The look Chris gives him is almost pitying and his eyes are the color of a deep and frozen lake. “Not to me.”
Darren blinks and looks harder at the young man, at Chris. There is something off about him, something odd. His skin is too pale and his clothing so peculiar, like he just stepped off the stage of Newsies. Loose fitting trousers sitting too high on his waist, and a button down shirt in an old-fashioned cut. His sleeves are rolled up to his elbows and his forearms are surprisingly thick for the slimness of his build.
He seems solid enough. Darren cannot see through him to the other side of the stage. But there is something weightless about him. He feels as though he might disappear at any moment.
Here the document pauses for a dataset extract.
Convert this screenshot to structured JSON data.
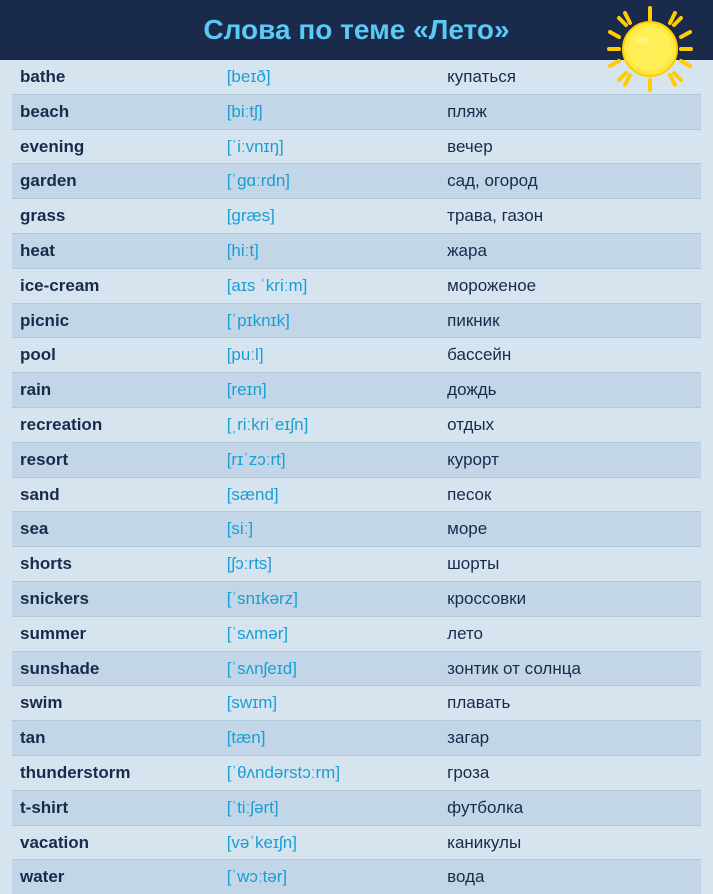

The edges of him are vague, almost as though Darren is seeing him out of the corner of his eye at all times. As though if Darren looks too closely at him he might blink away completely.
And the way he wasn’t there and then he was. In the space between a heart beat.
The scent of vanilla has returned, stronger now than it was before, and the sharp hint of something electrical. If Darren didn’t know he was standing in the middle of the Belasco he’d have said he was in an old used bookstore.
“No.”
Chris cocks his head. “I’ve said nothing you might disagree with or refute.”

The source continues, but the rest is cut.